Mario Horio interviewed his old friend James Squires on the eve of the London marathon. James is a Professor of Psychiatry at New York's Mount Sinai Hospital. He's fifty-five. In 1986 he narrowly missed being chosen for the ordinary person slot on the ill-fated Apollo flight.
MH How long've we known each other now?
JS Getting on for thirty years. We met in Lausanne in 1972, didn't we, when I was a medical student.
MH You didn't seem to be particularly athletic then.
JS That was at a time in my life when the most exercise I took was lifting up a record needle.
MH So suddenly, marathons. Why?
JS I wanted to keep in shape and someone invited me to run in the Chase Corporate Challenge in Central Park, so I did, and I realised that I could run as fast as everyone else. And these were serious runners, some of them. The scene in New York is unreal. I did the New York City Marathon in 1988 and that started it.
MH How many is it now?
JS Assuming I finish tomorrow, this'll be my thirtieth marathon.
MH Amazing. Which ones have you done?
JS New York ten times, then, different times, Los Angeles, Houston, New Jersey, Long Island, Montreal. I ran in Tahiti. In Europe I've done Stockholm, Lausanne and Paris. Then I decided I wanted to run on all seven continents.
MH Why?
JS It was kind of a goal. So I did Buenos Aires, Cape Town, then the Sahara desert.
MH That must've been hot.
JS It was warm.
MH Where did you run?
JS Near a place called Tindouf in Southern Algeria. It's a part of the desert where the Saharawi people have refugee camps. Since the Moroccans took over Spanish Sahara, the Polisario Front have been trying to get independence for the Saharawi people.

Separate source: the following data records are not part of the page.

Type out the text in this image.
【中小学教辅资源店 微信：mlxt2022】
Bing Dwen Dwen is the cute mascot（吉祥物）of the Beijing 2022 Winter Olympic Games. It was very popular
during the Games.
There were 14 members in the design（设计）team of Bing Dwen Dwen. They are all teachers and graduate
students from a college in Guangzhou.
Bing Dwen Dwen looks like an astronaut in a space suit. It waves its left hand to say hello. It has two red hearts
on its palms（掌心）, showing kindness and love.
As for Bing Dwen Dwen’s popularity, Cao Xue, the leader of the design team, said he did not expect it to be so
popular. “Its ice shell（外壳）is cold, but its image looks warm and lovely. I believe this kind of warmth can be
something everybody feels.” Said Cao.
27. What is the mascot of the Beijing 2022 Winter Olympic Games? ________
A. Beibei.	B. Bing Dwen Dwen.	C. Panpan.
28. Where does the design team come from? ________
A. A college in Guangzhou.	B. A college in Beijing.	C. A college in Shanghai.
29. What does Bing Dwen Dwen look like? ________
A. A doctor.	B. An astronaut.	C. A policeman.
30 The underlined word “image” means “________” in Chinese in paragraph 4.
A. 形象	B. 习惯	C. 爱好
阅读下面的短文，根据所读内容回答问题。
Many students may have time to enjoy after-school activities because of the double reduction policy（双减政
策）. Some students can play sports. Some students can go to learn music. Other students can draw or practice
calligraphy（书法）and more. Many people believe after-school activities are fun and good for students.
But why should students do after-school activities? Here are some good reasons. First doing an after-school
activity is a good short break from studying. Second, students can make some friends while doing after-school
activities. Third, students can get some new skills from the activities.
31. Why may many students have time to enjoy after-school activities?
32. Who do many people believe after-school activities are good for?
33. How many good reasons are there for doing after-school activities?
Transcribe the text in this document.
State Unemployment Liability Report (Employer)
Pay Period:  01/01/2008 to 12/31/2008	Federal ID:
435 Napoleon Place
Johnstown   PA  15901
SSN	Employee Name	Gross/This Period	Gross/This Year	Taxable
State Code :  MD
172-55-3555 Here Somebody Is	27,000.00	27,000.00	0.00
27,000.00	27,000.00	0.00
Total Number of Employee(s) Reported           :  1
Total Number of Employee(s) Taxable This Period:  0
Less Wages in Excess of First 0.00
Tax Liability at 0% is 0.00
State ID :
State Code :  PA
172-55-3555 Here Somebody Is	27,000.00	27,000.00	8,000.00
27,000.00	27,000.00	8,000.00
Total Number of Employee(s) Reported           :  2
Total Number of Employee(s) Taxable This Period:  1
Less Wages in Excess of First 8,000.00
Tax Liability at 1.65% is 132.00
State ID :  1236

MH I know. And there's this big man-made berm in the desert isn't there.
JS Yeah.
MH Still into radical politics.
JS I haven't changed.
MH So after the Sahara, where next?
JS I ran in the Himalayas.
MH How high?
JS Up and down at 12,000 feet.
MH Was it safe?
JS Mainly. At one point there was a ledge about four feet wide and I'm thinking, I don't want to overtake anyone on this, and I looked over and there were clouds beneath us, thousands of feet below, and it was just dark. You couldn't see the bottom.
MH How long was that ledge?
JS It felt like about a mile.
MH There must've been hills, right?
JS Yeah. It's up and down. When you went down, your heart would sink, because you knew you'd have to go back up. And on the way up your lungs are bursting and you think, I'll just make it to the top of that hill. And when you got to the top of that hill, there'd always be another hill.
MH How many runners were there on that?
JS About a hundred.
MH So after the Himalayas...
JS Antarctica. Starting from the Uruguayan base, through the Chinese to the Russian.
MH That's at the other extreme.
JS It was cold but not that cold.
MH I've counted six continents. Where was the seventh?
JS Melbourne, Australia.
MH notices a bag.
MH What's this?
JS I'll carry a fanny bag with me on the race.
MH A what?
JS Like a bum bag. This is a fanny bag.
MH What d'you have in it?
JS Stuff I might need.
MH What's that.
JS Naprosyn. It's a long-acting analgesic. I take it prophylactically before the race to counter inflammation.
MH What else?
JS Immodium and pepto-bismol to take care of diarrhoea. If I feel it coming on, I take it. Kleenex - there's never any paper in the portable toilets. And money - if I have to take a cab.
MH Have you ever had to take a cab?
JS So far, not during a race.
MH Anything else?
JS Sun-tan lotion. And Vaseline.
MH Vaseline.
JS Sometimes, you need Vaseline.
MH If you need to, um, piss and you can't hold on, what d'you do?
JS If I'm in a race like London I'll go to the portable toilet. If I'm just running in New York I'll go behind a bush. Everyone does it.
MH Women do it?
JS Yeah. It takes longer for women and, in a race, they lose time.
MH So...
JS Sometimes they don't bother to stop.
MH Really.
JS If it's a really competitive race and they're going to lose two minutes, some won't bother to stop. They'll justŠ not bother to stop.
MH Hmmn. More tea?
JS Okay.
MH When you're in the middle of a marathon, d'you ever lose track of time and just go into yourself and lose yourself in a kind of meditation?
JS Yes. Absolutely.
I arranged to be at the 14 mile mark the next day with my wife to urge James on, but somehow we missed him. I called him later. He'd come in at around five hours. Not a good time for him. He'd realised it wasn't going to be a good day when a man in a rhinoceros outfit overtook him, but he was okay, he hadn't injured himself and he'd done what he came to do. He'd run his thirtieth marathon.